The authors, combining their military experience and academic backgrounds, examine four basic factors and how these affect the relative success of insurgents versus government: economic aid and development; military action and suppression of the insurgency by the government; the civilian response to harm by either insurgent or government forces; and the ability of civilians to share information with the government on insurgent activities.
The data obtained by the authors, much of it only recently declassified and released to academic researchers, is primarily from action in Iraq and Afghanistan; however, the authors also use historical data collected from other campaigns such as the ongoing insurgencies in the Philippines and historical campaigns such as Vietnam.

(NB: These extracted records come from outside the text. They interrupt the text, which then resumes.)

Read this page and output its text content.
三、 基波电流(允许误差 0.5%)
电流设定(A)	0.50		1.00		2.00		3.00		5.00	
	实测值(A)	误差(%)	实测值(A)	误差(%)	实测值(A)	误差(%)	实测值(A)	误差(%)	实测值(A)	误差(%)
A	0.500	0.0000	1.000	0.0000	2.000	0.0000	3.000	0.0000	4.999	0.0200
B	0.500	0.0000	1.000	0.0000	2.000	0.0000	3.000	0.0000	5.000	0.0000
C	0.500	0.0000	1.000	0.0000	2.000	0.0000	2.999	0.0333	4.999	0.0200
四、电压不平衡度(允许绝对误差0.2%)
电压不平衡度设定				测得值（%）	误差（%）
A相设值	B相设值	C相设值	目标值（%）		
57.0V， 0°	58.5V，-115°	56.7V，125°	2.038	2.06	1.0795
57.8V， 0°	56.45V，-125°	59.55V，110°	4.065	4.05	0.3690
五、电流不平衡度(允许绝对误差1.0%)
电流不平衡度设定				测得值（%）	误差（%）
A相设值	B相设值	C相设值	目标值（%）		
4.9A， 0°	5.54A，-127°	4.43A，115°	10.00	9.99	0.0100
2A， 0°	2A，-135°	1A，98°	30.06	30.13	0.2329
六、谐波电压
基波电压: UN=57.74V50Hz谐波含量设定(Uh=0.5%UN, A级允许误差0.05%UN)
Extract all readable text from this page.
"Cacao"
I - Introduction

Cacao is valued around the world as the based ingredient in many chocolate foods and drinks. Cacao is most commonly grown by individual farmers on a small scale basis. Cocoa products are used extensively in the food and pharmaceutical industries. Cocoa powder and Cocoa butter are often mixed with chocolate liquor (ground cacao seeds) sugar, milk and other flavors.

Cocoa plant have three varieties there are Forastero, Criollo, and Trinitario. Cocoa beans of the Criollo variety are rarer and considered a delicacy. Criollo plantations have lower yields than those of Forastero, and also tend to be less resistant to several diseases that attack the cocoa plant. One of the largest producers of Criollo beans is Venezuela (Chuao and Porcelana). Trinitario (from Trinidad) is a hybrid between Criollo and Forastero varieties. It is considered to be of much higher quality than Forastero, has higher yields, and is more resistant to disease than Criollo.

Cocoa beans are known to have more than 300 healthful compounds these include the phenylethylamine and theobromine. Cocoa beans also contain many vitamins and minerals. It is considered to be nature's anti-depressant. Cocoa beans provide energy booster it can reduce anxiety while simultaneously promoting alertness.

Their analysis is illuminating and sometimes counterintuitive, particularly when examining the effect of spending aid money on large infrastructure projects such as roads, bridges, and water treatment plants versus using smaller targeted sums in local neighborhoods on projects that have an immediate economic impact.
The primary hypothesis tested throughout the book is that no single factor in a counter-insurgency campaign is successful in isolation, and the combination of combat action, financial aid in the form of direct payments and infrastructure projects, as well as often overlooked information operations by the local government create a synergy of aid and security for the local population that has the maximum impact.
Their data and conclusions are compelling, and they do have the scrupulousness to note when the data does not fit their theories and offer potential alternate explanations. They also point out that what works in a dense urban environment like Iraq, where most of the population lives in or near major cities, may not work in Afghanistan, where populations are more widely scattered and isolated in valleys and mountainous regions.
One of their most interesting lines of analysis concerns the role of cell phone technology in allowing civilians to provide confidential tips and information to government forces. In many countries with active insurgencies, cell phones have become nearly ubiquitous, and the use of anonymous text messaging in particular can have a surprising influence on whether civilians provide important intelligence as it minimizes exposure and possible retaliation by insurgents.
Even as the United States and our allies have wearied of stability, nation-building, or counter-insurgency operations, no matter what they are called, conflicts in places like Syria, Somalia, and other unstable or ungoverned spaces will continue. This book offers some compelling insights on how to better handle these small wars without needing to commit large numbers of troops or expend large amounts of treasure.